Trump está "triste" com a remoção de estátuas alusivas à Confederação

"Triste ver a história e a cultura do nosso grande país a serem rasgadas com a retirada das nossas bonitas estátuas e monumentos", escreveu

Donald Trump criticou, esta quinta-feira, o derrube de estátuas alusivas à Confederação norte-americana, como aconteceu em Durham, na Carolina do Norte, onde um grupo de manifestantes atou uma corda ao pescoço de uma estátua em honra dos soldados confederados e derrubou-a.
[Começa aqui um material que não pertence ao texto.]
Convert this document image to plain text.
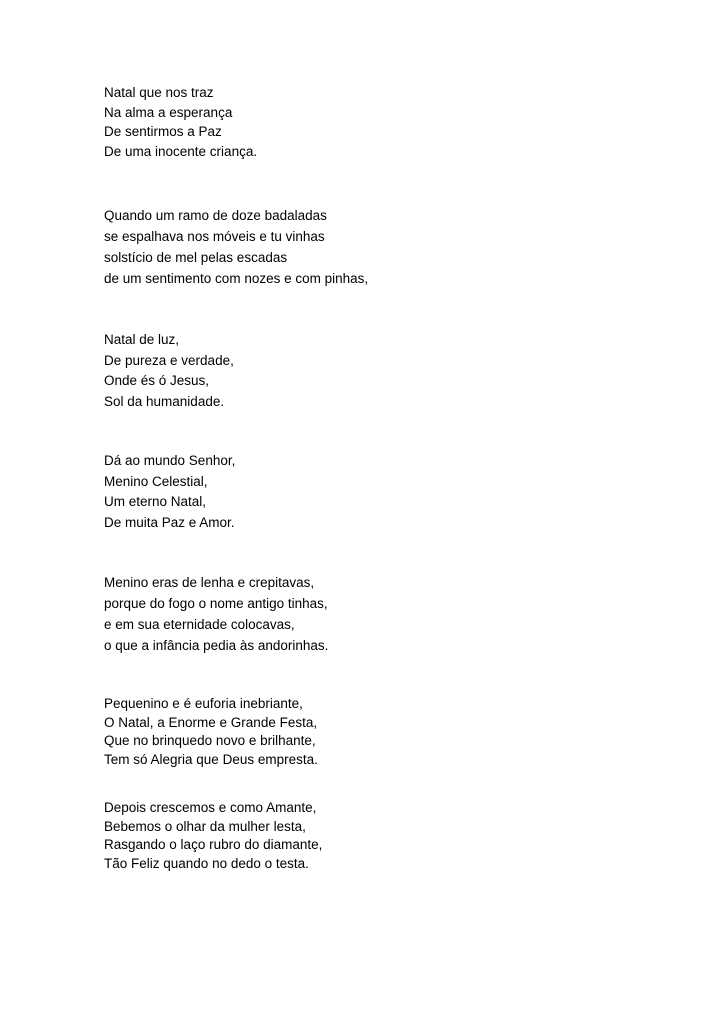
Natal que nos traz
Na alma a esperança
De sentirmos a Paz
De uma inocente criança.
Quando um ramo de doze badaladas
se espalhava nos móveis e tu vinhas
solstício de mel pelas escadas
de um sentimento com nozes e com pinhas,
Natal de luz,
De pureza e verdade,
Onde és ó Jesus,
Sol da humanidade.
Dá ao mundo Senhor,
Menino Celestial,
Um eterno Natal,
De muita Paz e Amor.
Menino eras de lenha e crepitavas,
porque do fogo o nome antigo tinhas,
e em sua eternidade colocavas,
o que a infância pedia às andorinhas.
Pequenino e é euforia inebriante,
O Natal, a Enorme e Grande Festa,
Que no brinquedo novo e brilhante,
Tem só Alegria que Deus empresta.
Depois crescemos e como Amante,
Bebemos o olhar da mulher lesta,
Rasgando o laço rubro do diamante,
Tão Feliz quando no dedo o testa.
Depois de estar no chão, a estátua foi pontapeada.

O protesto contra os símbolos da Confederação norte-americana, que vigorou entre 1861 e 1865, foi inicialmente convocado para reclamar a retirada da estátua e de todos os símbolos confederados que existem na Carolina do Norte "para que não matem mais gente inocente".

Os organizadores referiam-se aos incidentes de sábado em Charlottesville, no estado da Virgínia: um jovem supremacista branco, James Fields, matou uma mulher ao lançar o seu carro contra os participantes de um protesto antirracismo.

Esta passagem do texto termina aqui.